To keep up with the traffic, career centers had to be creative with resources -- after all, this is not a time when universities are bursting with extra cash. The University of Maryland at College Park moved some of its career services online, shortened one-on-one appointment time slots and offered more clinics. Catholic University, in the District, upped its outreach to employers, added more walk-in and evening hours, shortened consultations to 30 minutes and reviewed more résumés by e-mail, usually from home on the weekends.
"Usually the fall semester, for us, is a little more relaxed," said Jen Spataro-Wilson, director of career services at Shenandoah University in Winchester. "From the very beginning, at freshman orientation, we're talking about after-graduation. . . . I think now students are actually listening. They want to be prepared."
Simone Smith, 22, who graduated in May from George Washington University in the District, watched the unemployment rate her entire senior year and realized that she had to do something drastic to land a job in the California Bay Area, where her parents live.

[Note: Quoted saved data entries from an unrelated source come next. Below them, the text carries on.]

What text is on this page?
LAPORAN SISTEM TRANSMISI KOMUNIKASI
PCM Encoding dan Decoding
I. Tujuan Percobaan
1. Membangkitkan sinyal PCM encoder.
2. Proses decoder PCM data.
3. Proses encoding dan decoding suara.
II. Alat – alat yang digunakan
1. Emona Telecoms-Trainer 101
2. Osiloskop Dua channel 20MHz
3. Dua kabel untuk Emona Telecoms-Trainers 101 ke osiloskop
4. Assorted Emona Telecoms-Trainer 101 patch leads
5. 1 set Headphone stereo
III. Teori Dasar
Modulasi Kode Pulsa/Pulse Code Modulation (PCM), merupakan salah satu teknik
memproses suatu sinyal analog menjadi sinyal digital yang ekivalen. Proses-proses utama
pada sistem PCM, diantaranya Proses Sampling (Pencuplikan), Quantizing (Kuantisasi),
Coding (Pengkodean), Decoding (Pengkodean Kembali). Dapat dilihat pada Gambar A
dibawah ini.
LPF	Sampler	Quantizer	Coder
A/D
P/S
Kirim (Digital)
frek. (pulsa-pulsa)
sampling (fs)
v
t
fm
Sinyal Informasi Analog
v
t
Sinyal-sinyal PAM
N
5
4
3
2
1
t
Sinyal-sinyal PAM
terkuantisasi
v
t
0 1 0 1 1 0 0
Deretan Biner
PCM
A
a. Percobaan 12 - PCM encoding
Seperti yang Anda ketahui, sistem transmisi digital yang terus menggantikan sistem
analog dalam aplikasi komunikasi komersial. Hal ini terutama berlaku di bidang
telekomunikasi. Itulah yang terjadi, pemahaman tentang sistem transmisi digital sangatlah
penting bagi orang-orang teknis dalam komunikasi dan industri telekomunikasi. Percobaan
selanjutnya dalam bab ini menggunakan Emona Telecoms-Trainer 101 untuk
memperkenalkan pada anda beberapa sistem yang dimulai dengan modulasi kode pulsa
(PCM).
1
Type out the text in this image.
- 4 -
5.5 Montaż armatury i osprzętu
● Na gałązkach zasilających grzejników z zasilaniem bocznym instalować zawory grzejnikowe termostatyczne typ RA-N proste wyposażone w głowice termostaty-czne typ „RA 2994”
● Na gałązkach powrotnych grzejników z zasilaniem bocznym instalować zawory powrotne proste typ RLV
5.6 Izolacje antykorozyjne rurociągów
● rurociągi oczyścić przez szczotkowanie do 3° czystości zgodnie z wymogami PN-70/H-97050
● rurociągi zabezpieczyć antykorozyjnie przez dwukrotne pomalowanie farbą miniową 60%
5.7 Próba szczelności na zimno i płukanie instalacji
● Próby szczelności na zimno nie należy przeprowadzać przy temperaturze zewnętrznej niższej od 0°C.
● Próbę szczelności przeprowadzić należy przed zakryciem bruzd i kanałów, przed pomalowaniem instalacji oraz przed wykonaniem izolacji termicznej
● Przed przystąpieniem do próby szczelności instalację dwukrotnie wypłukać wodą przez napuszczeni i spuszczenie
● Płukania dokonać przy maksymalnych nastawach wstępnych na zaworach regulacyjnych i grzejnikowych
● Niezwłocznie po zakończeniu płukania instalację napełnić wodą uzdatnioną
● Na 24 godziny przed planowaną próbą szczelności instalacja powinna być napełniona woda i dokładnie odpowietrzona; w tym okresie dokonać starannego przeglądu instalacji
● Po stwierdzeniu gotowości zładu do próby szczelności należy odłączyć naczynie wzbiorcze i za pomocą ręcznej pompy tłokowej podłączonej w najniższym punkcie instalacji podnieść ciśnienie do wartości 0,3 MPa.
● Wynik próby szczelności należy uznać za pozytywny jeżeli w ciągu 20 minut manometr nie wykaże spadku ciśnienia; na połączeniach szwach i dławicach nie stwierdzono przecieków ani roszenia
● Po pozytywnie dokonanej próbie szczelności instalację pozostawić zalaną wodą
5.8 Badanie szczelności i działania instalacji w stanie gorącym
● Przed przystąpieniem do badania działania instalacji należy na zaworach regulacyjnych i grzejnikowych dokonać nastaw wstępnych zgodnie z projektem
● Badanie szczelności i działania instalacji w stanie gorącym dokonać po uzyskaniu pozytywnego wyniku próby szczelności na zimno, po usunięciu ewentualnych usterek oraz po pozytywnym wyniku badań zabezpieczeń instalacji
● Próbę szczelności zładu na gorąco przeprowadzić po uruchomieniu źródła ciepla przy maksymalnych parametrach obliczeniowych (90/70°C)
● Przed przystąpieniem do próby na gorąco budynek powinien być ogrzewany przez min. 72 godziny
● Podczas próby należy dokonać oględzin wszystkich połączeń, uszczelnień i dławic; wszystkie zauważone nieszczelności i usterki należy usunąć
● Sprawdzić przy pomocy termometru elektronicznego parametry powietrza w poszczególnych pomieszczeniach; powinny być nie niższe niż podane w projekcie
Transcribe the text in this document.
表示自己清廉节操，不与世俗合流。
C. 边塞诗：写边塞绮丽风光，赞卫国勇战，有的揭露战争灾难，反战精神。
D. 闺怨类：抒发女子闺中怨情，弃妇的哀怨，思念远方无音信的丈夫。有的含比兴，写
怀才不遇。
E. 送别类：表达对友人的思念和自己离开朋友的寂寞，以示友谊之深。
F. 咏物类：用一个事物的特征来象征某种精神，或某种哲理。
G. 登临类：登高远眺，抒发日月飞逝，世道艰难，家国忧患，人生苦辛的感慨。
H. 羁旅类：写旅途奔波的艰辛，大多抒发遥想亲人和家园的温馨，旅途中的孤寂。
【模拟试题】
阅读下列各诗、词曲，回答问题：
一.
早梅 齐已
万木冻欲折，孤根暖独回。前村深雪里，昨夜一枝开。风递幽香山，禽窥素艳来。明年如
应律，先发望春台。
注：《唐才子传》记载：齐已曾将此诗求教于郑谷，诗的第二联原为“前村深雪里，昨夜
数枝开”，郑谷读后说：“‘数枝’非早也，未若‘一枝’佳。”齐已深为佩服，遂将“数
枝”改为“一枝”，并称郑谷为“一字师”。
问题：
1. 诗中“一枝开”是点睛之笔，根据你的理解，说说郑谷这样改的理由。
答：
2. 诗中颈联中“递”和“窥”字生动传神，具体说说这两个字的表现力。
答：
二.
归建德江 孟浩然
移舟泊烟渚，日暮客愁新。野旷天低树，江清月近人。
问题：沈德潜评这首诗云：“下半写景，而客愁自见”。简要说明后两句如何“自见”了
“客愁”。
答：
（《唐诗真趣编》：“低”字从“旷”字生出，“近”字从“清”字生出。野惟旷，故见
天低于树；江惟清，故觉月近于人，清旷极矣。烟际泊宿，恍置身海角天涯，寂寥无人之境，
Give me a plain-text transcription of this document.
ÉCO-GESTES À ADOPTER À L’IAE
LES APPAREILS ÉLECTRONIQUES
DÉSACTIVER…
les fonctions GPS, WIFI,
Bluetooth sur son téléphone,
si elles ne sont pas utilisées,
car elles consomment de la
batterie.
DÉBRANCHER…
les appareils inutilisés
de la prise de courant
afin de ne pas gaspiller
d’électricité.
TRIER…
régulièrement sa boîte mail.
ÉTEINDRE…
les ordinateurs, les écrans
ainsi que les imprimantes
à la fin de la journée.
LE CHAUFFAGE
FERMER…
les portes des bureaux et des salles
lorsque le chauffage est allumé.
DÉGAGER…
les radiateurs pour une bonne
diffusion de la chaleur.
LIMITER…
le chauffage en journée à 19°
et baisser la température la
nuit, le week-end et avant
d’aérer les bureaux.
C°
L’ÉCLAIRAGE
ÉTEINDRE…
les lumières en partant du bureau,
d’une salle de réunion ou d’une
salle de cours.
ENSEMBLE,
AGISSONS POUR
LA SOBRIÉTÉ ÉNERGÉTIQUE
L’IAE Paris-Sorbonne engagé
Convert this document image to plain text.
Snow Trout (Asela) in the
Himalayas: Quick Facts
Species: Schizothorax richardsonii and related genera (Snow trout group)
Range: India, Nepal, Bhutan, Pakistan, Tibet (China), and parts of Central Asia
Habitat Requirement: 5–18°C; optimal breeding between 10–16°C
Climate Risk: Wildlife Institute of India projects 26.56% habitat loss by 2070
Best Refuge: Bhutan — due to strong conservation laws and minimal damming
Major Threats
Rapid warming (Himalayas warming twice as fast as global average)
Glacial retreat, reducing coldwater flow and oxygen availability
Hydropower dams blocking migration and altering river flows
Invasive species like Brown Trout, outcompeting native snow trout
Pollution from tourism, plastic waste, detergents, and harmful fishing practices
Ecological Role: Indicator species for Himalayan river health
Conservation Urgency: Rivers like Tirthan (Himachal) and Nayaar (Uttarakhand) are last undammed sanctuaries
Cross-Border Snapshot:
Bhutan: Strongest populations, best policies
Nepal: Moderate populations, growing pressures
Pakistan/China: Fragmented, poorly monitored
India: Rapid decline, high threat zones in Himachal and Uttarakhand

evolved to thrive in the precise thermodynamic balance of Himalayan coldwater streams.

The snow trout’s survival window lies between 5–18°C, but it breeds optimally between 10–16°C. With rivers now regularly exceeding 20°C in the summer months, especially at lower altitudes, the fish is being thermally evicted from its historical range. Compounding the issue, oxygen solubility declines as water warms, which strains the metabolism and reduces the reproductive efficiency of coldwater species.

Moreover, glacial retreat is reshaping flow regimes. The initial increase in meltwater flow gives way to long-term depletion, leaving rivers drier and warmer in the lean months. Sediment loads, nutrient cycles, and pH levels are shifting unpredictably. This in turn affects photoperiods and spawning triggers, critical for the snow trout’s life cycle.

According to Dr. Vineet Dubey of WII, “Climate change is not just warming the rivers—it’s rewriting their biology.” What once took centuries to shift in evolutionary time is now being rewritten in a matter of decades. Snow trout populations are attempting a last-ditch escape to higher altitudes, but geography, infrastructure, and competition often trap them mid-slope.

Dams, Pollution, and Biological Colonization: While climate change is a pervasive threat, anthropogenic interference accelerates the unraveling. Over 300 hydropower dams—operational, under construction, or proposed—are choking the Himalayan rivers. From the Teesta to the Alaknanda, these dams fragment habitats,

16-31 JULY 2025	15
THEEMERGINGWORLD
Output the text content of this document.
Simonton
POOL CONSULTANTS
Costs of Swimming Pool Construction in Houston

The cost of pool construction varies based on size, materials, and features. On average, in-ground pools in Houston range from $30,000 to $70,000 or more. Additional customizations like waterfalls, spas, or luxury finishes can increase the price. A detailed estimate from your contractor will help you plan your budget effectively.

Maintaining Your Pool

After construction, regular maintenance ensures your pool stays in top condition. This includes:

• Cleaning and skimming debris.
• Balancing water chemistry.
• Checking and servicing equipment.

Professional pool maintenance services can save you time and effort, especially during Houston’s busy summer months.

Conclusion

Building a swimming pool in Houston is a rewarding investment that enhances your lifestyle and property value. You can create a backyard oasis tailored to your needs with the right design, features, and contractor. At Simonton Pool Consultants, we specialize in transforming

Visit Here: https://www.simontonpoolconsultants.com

Her dream job: Being a professional millennial generation trend-spotter.
Her plan of action: Apply for at least 100 jobs.
Backup plan: Live at home, do freelance work.
Smith created accounts on several career Web sites. She set up an RSS feed for relevant job listings that popped up on Craigslist. Then, she applied to everything she could find.
"It's hard to get used to rejection. It isn't just your experience and résumé that they are rejecting -- it's you," she said. "If I apply to 100 jobs, then I will get used to that rejection."
She easily hit 100 applications by the Sunday in mid-May when she graduated. She moved home that Monday, and started job interviews Tuesday.
Before the end of the week, she had an offer to be an online marketing and community coordinator for HubPages, a compilation of blogs from across the country. She canceled her other interviews and signed a contract.
"I just wanted to find something," Smith said. "I had no intention of finding something so soon."
Haley, the 2010 Marymount graduate, landed a job with a political fundraising and financing firm in the District after applying "for anything and everything" and tapping all of her connections, including the parents of children she once babysat. She had worried about being stuck in her retail job.
At her graduation party, no one talked much about jobs and job searches. Of the six grads at the party, only three had definite plans.
"Yeah, we're happy, but we're not going to make a big deal out of it," she said. "I was one of the lucky ones."
Right now, Kristin Parris is one of the unlucky ones. Parris was one of 20 honors students to graduate from Howard University's business school, in the District. Typically, those top graduates receive six or seven job offers each during their first semester of senior year.
Such calls during the past two years have become much rarer, and the director of the honors program said some recruiters who once called her looking for students to hire are now calling to see whether she has heard of job opportunities for themselves.
This year, the offers didn't come until second semester. The most offers anyone had was three -- and Parris didn't get a single one.
"I never in a million years thought I would graduate and not have a job. I never, ever thought I would," said Parris, 22, who searched for months for a human resources position. "I was too narrow in my job search. I think if I had opened myself up a little more, I might have a job. Probably not my dream job, but a job."
Soon after graduation, she signed up for a two-week seminar that teaches the basics of media sales and began to learn the trade from scratch. She completed that program this month and hopes the connections she made will land her a job.
"I could do sales," she said. "I never thought that I would. But I could do it."